Cheers to You Pretty Women! May You Buck This Nasty Patriarchal Trend
No place for independent women in Parliament
There is something sick and sinister, when attacks on women are encouraged and not condemned in the strongest possible language. Rape, assault, abuse, domestic violence, murders in the name of so called honour, are all in the headlines every single day. And perhaps some of this attitude that makes women prey to a nasty patriarchal system despite the so called development and progress was very visible in and outside Parliament House as soon as this session started.
Women Members of Parliament were chased, trolled, sneered at, for being one, independent, two,pretty and fearless, three, happy in themselves. These are traits by the way, the Indian man can barely tolerate in a woman. Women experience this on a daily basis but this time around, as the women were MPs, the ugly display of patriarchal hegemony was evident for all those who cared to see it.
It has always been my contention that Indian men have one of two responses to independent working women. One to subjugate them and thereby feel content that the woman ---fluttering eyelashes et al---sees them as the superior. And two, to attack and ridicule those who do not accept the first attempt through ways and means that are beyond ugly.
Working women I have spoken to over the years all tend to agree that it is the one or the other, with those who insist on their independence and equality in the work place (or home of course) getting the brunt of a response that could be direct discrimination in terms of promotions (remember there is not a single woman editor in chief even today of a big media house, or newspaper); whispers about her reputation; murmurs about her work; and attacks of the kind we have seen these days on the women MPs.
Two young MPs excited at having fought and won the difficult Lok Sabha elections from West Bengal went to Parliament before it convened, excited and enthusiastic. They took photographs of themselves outside the building, in what we call western attire for women but what the majority of men in this country dress in ---trousers and shirts! Instead of appreciating the enthusiasm the media and the trolls ---actually there is little difference nowadays with supposedly news channels transmitting fake news with more ferocity than the trolls on Twitter ---launched a vicious attack on the two MPs Mimi Chakraborty and Nusrat Jahan. It went on and on, with the pious male MPs sniggering as their women colleagues were hounded by the media for comments, and Twitter raged up a storm.

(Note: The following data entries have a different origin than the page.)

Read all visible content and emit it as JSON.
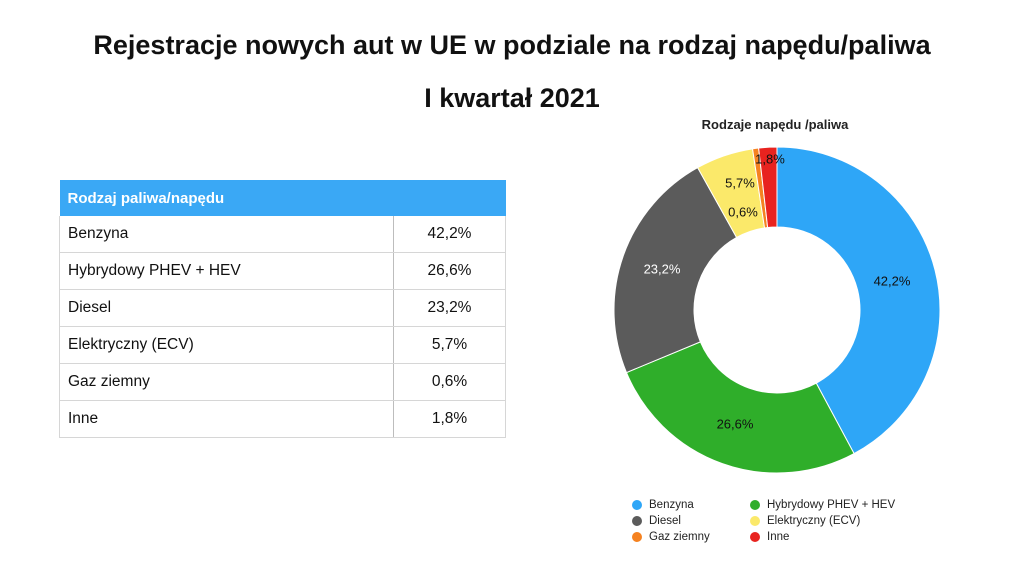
{
  "title_line1": "Rejestracje nowych aut w UE w podziale na rodzaj napędu/paliwa",
  "title_line2": "I kwartał 2021",
  "table": {
    "header": "Rodzaj paliwa/napędu",
    "rows": [
      {
        "label": "Benzyna",
        "value": "42,2%"
      },
      {
        "label": "Hybrydowy PHEV + HEV",
        "value": "26,6%"
      },
      {
        "label": "Diesel",
        "value": "23,2%"
      },
      {
        "label": "Elektryczny (ECV)",
        "value": "5,7%"
      },
      {
        "label": "Gaz ziemny",
        "value": "0,6%"
      },
      {
        "label": "Inne",
        "value": "1,8%"
      }
    ]
  },
  "chart_data": {
    "type": "pie",
    "subtype": "donut",
    "title": "Rodzaje napędu /paliwa",
    "categories": [
      "Benzyna",
      "Hybrydowy PHEV + HEV",
      "Diesel",
      "Elektryczny (ECV)",
      "Gaz ziemny",
      "Inne"
    ],
    "values": [
      42.2,
      26.6,
      23.2,
      5.7,
      0.6,
      1.8
    ],
    "value_labels": [
      "42,2%",
      "26,6%",
      "23,2%",
      "5,7%",
      "0,6%",
      "1,8%"
    ],
    "colors": [
      "#2ea6f7",
      "#2fae2a",
      "#5b5b5b",
      "#fbe96a",
      "#f58220",
      "#e8231f"
    ],
    "legend_position": "bottom",
    "legend": [
      {
        "label": "Benzyna",
        "color": "#2ea6f7"
      },
      {
        "label": "Hybrydowy PHEV + HEV",
        "color": "#2fae2a"
      },
      {
        "label": "Diesel",
        "color": "#5b5b5b"
      },
      {
        "label": "Elektryczny (ECV)",
        "color": "#fbe96a"
      },
      {
        "label": "Gaz ziemny",
        "color": "#f58220"
      },
      {
        "label": "Inne",
        "color": "#e8231f"
      }
    ]
  }
}
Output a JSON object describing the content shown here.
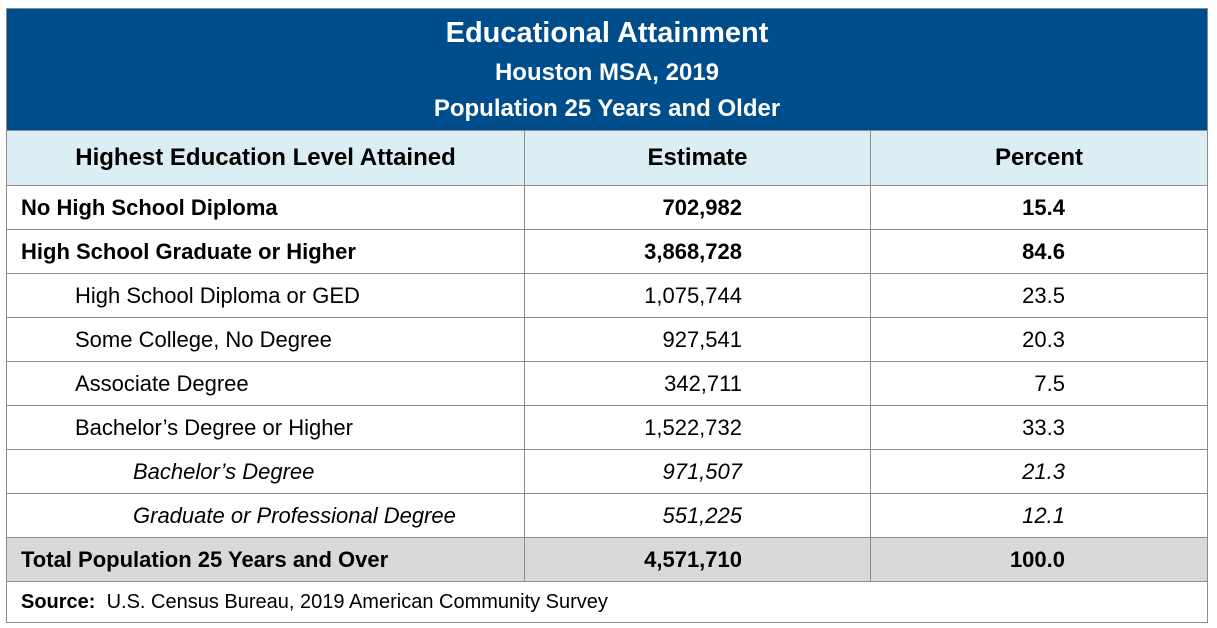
{
  "header": {
    "title": "Educational Attainment",
    "subtitle_lines": [
      "Houston MSA, 2019",
      "Population 25 Years and Older"
    ]
  },
  "table": {
    "columns": [
      "Highest Education Level Attained",
      "Estimate",
      "Percent"
    ],
    "rows": [
      [
        "No High School Diploma",
        "702,982",
        "15.4"
      ],
      [
        "High School Graduate or Higher",
        "3,868,728",
        "84.6"
      ],
      [
        "High School Diploma or GED",
        "1,075,744",
        "23.5"
      ],
      [
        "Some College, No Degree",
        "927,541",
        "20.3"
      ],
      [
        "Associate Degree",
        "342,711",
        "7.5"
      ],
      [
        "Bachelor’s Degree or Higher",
        "1,522,732",
        "33.3"
      ],
      [
        "Bachelor’s Degree",
        "971,507",
        "21.3"
      ],
      [
        "Graduate or Professional Degree",
        "551,225",
        "12.1"
      ],
      [
        "Total Population 25 Years and Over",
        "4,571,710",
        "100.0"
      ]
    ]
  },
  "source": {
    "label": "Source:",
    "text": "U.S. Census Bureau, 2019 American Community Survey"
  }
}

Then came Nusrat Jahan’s wedding. She married Nikhil Jain in Turkey, and returned to Indian patriarchy again that put her in the dock for wearing sandoor, for marrying a non-Muslim, for not being present in Parliament on the first days, for just being. She gave interviews defending her right to dress as she pleases, marry who she chooses, live as she wants. ‘I am not hurting anyone, this is my choice”. But that did not silence the criticism with Jahan’s views on political issues, and the Lok Sabha contest that she won, being secondary to her being a good looking woman who thus did not have the right to enjoy herself.
Incidentally, the prototype of the Indian woman MP that the men in Parliament love is the MP who sits quietly while the men folk brag, who does not ask for time to speak but accepts whatever is doled out to her by her political ‘superiors’, who preferably serves the five year term without saying more than a word, sometimes not even that, and a person they can trample upon with indifference.
And then of course there was, and is, the amazing Mahua Moitra. A woman who was the vice president of JP Morgan in the United States with her feet well entrenched in what is even now considered a mans world, and resigned to join politics, and how! It was okay while she was in the Congress party, a pretty face not to be taken seriously but not so when she broke away, joined the Trinamool Congress, rose within the party structure as her boss now is also a woman, contested the elections and won. She broke all barriers with her maiden speech, where she said what the rest of the Opposition has not been able to even whisper, took on the treasury benches and refused to be cowed down.
All hell has broken loose since. Moitra has been attacked by all, with the silence of the Opposition MPs most deafening. Trolled mercilessly on the social media, hounded and harassed by the tribe that represents journalism today, she has been holding her own. But not without feeling the pressure that has made her retreat behind walls where she is speaking only to a select few, as her faith in the system per se has clearly been impacted.
Ignorant fools in the profession followed --like the herd they are --the Pied Pipers who claimed that her speech was plagiarised. That she had referred to seven indicators of fascicm from a public document and married it to the Indian situation as many have in different parts of the world, was ignored by the lot and their masters. And they literally chased her for reactions to their ignorance.
At one point, surrounded by cameras, she tried to reason with them, and point out this was not plagiarisation as even the author of the document had tweeted from the US (in fact he has written an article of how he became Internet famous in India as a result) but they were not in a mood to listen. And kept bombarding her with absurd questions, that editors of yesterday would have fired them for.
These women defy the status quo in Parliament. A deadly trait that our men just cannot swallow and accept. Hence the attack on them will continue, and every word and movement of theirs will be watched. This is their lot for the next five years at least, while they occupy positions that the men have always claimed as theirs. After all this is the one reason why the entire political spectrum has resisted the move for 33% reservation for women in the legislatures.
Cheers to you pretty women. May you buck this nasty trend.